Research - MATRIX
- Identify and characterize stable matrix biomolecules from hard tissue matrices for use as novel biotherapeutics for bone treatment.
- Isolate and purify matrix macromolecules actively involved in cellular interactions during hard tissue growth and mineralisation.
- Characterize biological mechanisms involved in formation, repair and regrowth of calcified tissues.
- Extract and/or express stable matrix macromolecules capable of inducing hard tissue repair and regrowth in experimental models.
- Develop new strategies for induction of hard tissue repair, regrowth and/or remineralisation of hard tissues in critical size defects and adjacent to implants in bone.

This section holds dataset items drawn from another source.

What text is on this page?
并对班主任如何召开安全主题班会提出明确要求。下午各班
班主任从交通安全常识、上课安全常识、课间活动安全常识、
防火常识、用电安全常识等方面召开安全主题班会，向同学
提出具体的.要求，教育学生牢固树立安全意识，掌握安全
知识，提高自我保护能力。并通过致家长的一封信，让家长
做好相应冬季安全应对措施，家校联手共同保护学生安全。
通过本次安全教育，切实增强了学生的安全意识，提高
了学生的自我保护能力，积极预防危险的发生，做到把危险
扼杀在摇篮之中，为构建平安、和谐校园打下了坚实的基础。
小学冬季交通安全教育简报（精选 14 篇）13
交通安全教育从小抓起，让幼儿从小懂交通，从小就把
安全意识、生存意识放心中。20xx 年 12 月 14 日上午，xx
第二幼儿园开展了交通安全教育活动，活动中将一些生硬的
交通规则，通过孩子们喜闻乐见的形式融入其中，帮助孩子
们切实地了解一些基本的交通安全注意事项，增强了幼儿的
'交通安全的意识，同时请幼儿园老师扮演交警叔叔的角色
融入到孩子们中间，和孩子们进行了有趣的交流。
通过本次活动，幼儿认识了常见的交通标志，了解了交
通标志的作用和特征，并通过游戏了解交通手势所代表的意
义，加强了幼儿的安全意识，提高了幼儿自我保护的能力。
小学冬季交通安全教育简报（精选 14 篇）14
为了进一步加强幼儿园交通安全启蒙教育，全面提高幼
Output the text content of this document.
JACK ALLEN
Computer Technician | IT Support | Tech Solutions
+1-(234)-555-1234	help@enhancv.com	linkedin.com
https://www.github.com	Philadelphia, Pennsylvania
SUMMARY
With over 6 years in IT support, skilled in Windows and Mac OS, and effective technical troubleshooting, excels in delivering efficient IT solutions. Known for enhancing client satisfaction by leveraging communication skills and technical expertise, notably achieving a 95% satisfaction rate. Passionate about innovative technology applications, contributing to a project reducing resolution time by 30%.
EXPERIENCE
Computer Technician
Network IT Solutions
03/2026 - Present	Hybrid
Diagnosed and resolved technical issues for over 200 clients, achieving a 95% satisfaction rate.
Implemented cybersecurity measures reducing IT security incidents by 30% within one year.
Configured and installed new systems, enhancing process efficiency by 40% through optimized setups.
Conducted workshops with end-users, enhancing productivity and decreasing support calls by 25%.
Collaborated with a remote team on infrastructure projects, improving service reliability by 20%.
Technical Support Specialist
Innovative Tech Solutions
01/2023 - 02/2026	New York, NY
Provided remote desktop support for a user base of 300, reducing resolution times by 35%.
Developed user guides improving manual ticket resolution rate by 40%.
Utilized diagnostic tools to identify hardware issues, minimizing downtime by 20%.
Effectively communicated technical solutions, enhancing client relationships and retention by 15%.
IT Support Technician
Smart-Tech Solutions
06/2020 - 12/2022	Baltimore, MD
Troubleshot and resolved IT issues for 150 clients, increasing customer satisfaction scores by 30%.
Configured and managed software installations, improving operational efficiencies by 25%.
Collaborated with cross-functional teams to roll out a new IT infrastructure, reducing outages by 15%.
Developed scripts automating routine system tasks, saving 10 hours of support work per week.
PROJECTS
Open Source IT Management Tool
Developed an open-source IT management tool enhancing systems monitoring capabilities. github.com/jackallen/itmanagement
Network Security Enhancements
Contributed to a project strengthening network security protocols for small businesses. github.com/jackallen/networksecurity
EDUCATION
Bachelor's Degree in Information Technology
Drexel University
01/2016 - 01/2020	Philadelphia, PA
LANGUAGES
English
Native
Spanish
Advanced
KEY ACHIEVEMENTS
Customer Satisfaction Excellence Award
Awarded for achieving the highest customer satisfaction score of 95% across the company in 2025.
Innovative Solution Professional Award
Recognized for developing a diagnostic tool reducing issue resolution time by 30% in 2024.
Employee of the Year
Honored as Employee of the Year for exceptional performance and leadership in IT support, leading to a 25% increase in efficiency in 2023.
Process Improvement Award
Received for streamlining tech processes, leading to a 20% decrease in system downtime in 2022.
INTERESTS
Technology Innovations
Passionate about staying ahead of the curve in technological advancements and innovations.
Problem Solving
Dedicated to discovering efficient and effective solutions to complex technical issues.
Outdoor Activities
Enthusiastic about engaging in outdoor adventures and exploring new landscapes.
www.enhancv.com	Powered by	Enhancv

- Establish a biomimetic alternative to suboptimal synthetic approaches presently used in bone management
Description of the work
The goal is at least one stable, bone-inducing, matrix-derived macromolecule tested in a proof-of-principle clinical study. Stable matrix macromolecules will be produced from two sources; crude porcine hard tissue matrices and proteins expressed from clones extracted from available human cDNA libraries. About 100 matrix fractions and recombinant human matrix proteins will be screened in in vitro and in vivo models for capability to induce or promote matrix synthesis, hard tissue formation and biomineralisation. The screening will be performed in a hierarchical system starting with crude fractions that, if bioactivity is seen, are refined and retested. Probes and/or antibodies based on purified molecules showing bioactivity and good in vivo stability will be used to map functions of the isolated matrix macromolecules during development of skeletal structures. If a porcine candidate molecule differs in structure from human, or is difficult to extract from porcine matrices, the human mRNA analogue will be extracted from established cDNA libraries and the macromolecule in question is produced in a eukaryotic expression system.
The resulting human recombinant matrix biomolecule will then be retested to confirm bioactivity. After passing isolation, characterization, biological validation and efficacy testing, promising matrix molecules are posted for scale-up, pharmaceutical formulation and toxicology testing. Candidate formulations suitable for clinical use are then submitted to proof-of-principle clinical trials. About 5-10 molecules are expected to reach efficacy assessment, of which 1-3 will be selected for development as novel biotherapeutics.
- About 250 hard tissue matrix molecules screened for induction of hard tissue formation
- Positive screening is followed by biological and efficacy validation.
- Decision on recombinant proteins versus porcine material.
- Protein purification and scale-up of production.
- Candidate products selected and safety assessment performed. 6. Proof-of-Principle clinical studies. The expected result is 1-2 proteins ready to enter industrial development.